Mushroom trip outperformed leading depression treatment

The psychedelic found in magic mushrooms outperformed one of the leading treatments for depression in a scientific study.

Research suggested that it may be at least as effective as a leading antidepressant in a therapeutic setting.

It found that psilocybin appeared to treat depression faster, longer, and with fewer side effects than the antidepressant escitalopram, sold under the brand names Cipralex and Lexapro.

While depression levels were decreased in both groups, the decreases occurred faster and were greater in the group that had a psilocybin trip during therapy.

The psilocybin group also spent longer in remission from depression – and suffered fewer side effects.

The researchers compared the therapeutic potential of the naturally occurring psychedelic – found in Liberty Cap mushrooms and some other mushrooms – with a six-week course of the antidepressant escitalopram in 59 people with moderate to severe depression.

However, they cautioned that the main comparison between psilocybin and the antidepressant was not statistically significant.

They said larger studies with more patients over time are needed to show whether the compound can work as well or more effectively than an established antidepressant.

Dr. Robin Carhart-Harris, Director of the Center for Psychedelic Research at Imperial College London, who designed and directed the study, said, “One of the most important aspects of this work is that people can clearly see the promise of properly administered psilocybin therapy through Considered versus a better known, established treatment in the same study.

“Psilocybin has done really well in this head-to-head area.”

For the psilocybin dosing sessions, which lasted six hours, the volunteers received an oral dose of the drug.

During the sessions, they listened to a curated music playlist that included emotionally stimulating and atmospheric sounds, as well as ambient and neoclassical sounds.

Participants were guided through their experiences by a psychological support team that included registered psychiatrists.

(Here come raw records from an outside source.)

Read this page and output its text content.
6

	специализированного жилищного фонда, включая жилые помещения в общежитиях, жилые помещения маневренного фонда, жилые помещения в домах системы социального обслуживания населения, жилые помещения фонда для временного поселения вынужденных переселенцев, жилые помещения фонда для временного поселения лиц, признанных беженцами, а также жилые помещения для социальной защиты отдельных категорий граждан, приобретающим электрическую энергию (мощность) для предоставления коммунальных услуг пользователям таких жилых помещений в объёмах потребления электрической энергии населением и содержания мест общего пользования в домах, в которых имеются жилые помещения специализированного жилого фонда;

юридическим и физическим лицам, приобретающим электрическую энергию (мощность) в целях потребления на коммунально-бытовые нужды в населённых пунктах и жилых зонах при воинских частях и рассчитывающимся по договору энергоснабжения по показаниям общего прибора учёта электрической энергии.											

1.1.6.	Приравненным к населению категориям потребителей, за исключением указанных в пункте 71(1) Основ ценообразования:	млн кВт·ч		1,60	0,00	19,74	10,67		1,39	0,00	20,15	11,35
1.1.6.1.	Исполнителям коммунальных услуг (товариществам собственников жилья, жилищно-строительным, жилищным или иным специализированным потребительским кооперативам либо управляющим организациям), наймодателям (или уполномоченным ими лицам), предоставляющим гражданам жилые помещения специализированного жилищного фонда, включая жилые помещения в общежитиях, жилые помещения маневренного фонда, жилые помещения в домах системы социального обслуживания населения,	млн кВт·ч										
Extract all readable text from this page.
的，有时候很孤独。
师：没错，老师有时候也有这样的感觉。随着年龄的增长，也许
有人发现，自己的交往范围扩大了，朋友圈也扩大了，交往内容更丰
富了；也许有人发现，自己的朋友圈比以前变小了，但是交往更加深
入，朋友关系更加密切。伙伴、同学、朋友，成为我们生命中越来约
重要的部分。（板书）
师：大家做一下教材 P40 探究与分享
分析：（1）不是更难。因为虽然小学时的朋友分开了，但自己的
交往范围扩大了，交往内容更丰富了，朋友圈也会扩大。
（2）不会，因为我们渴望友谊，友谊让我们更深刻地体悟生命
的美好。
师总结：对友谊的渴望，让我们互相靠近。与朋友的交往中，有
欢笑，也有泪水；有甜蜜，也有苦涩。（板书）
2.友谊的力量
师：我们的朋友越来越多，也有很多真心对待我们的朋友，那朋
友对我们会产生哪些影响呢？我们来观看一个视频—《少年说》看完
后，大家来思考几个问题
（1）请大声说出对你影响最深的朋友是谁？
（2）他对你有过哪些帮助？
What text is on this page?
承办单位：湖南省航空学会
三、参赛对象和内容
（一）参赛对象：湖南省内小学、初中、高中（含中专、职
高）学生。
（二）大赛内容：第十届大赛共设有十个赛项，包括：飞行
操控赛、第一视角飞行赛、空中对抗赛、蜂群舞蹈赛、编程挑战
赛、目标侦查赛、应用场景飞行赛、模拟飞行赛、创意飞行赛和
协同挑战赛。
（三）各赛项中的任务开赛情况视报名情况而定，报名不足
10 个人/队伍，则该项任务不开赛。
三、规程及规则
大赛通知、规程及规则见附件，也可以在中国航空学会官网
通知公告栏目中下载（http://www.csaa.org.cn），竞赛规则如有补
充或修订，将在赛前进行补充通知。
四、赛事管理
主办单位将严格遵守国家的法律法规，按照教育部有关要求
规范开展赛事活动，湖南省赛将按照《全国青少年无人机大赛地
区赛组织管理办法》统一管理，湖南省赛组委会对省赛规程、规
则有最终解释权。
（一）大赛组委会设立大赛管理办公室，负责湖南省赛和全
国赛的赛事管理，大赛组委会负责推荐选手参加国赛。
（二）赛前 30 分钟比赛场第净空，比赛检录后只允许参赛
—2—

Professor David Nutt, Edmond J Safra Chair in Neuropsychopharmacology at Imperial College London, said, “The effect builds up over 30 to 40 minutes, and for most people the sustained effect is around three to four hours and then it fades .

“So the total is six hours, but it’s not six hours of stumbling.”

According to the study published in the New England Journal of Medicine, people treated with psilocybin – named Comp360 Comp360 by developer Compass Pathways – showed improvements in a number of subjective measures.

This included their ability to experience pleasure and express feelings, greater reductions in anxiety and suicidal thoughts, and increased wellbeing.

Most of the therapy took place the following day, when the therapists spoke to the participants about their experiences.

Prof. Nutt said, “Very often for the first time people have actually understood why they are depressed and they really want to talk about it because it helps them overcome the kind of persistent negative attitudes they had about themselves and about their life underpinning depression. “

During the study, 30 volunteers received a starting dose of psilocybin (25 mg) at the start of the study and a second dose (25 mg) three weeks later.

They were given placebo capsules daily for six weeks.

In the escitalopram arm of the study, 29 people received 1 mg of psilocybin during the dosing sessions – a dose so low that it is considered inactive and likely to have no effect.

They also received escitalopram daily for six weeks.

The 16-point rapid inventory of depressive symptoms (QIDS-SR-16) rated depressive symptoms on a continuous scale from 0 to 27, with higher values ​​indicating more severe depression.

At the start of the experiment, the mean value for the psilocybin group was 14.5, but after six weeks the values ​​decreased by an average of 8.0 points, the researchers found.

The study also found that 57% of the psilocybin group saw symptom remission – measured as 0-5 at week six – compared to just 28% in the escitalopram group.

The researchers said the lack of a direct placebo group and the small number of participants narrowed conclusions about the effects of either treatment alone.

The study participants were mostly white, mostly male and relatively well educated, which limited the extrapolation to more diverse population groups.

The psilocybin group reported fewer cases of dry mouth, anxiety, drowsiness, and sexual dysfunction than the escitalopram group and a similar rate of adverse events overall.

The most common side effect of the magic mushroom compound was a headache that occurred a day after dosing.

The authors cautioned that patients with depression should not try to self-medicate with psilocybin as the team provided a specific clinical and therapeutic context.

They stressed that taking magic mushrooms or psilocybin without these safeguards may not have a positive result.

Anthony Cleare, Professor of Psychopharmacology and Mood Disorders at the Department of Psychiatry, Psychology and Neuroscience at King’s College London, said, “We need a lot more data before these treatments can be considered operational outside of carefully controlled research studies.

“In particular, we don’t yet know what types of patients and what types of depression are best suited for psychedelic treatments.

“We also don’t know how long the benefits will last and whether or how often treatments need to be repeated.”

In the UK, magic mushrooms are a Class A drug and illegal to own – but they have now been decriminalized in a number of US cities.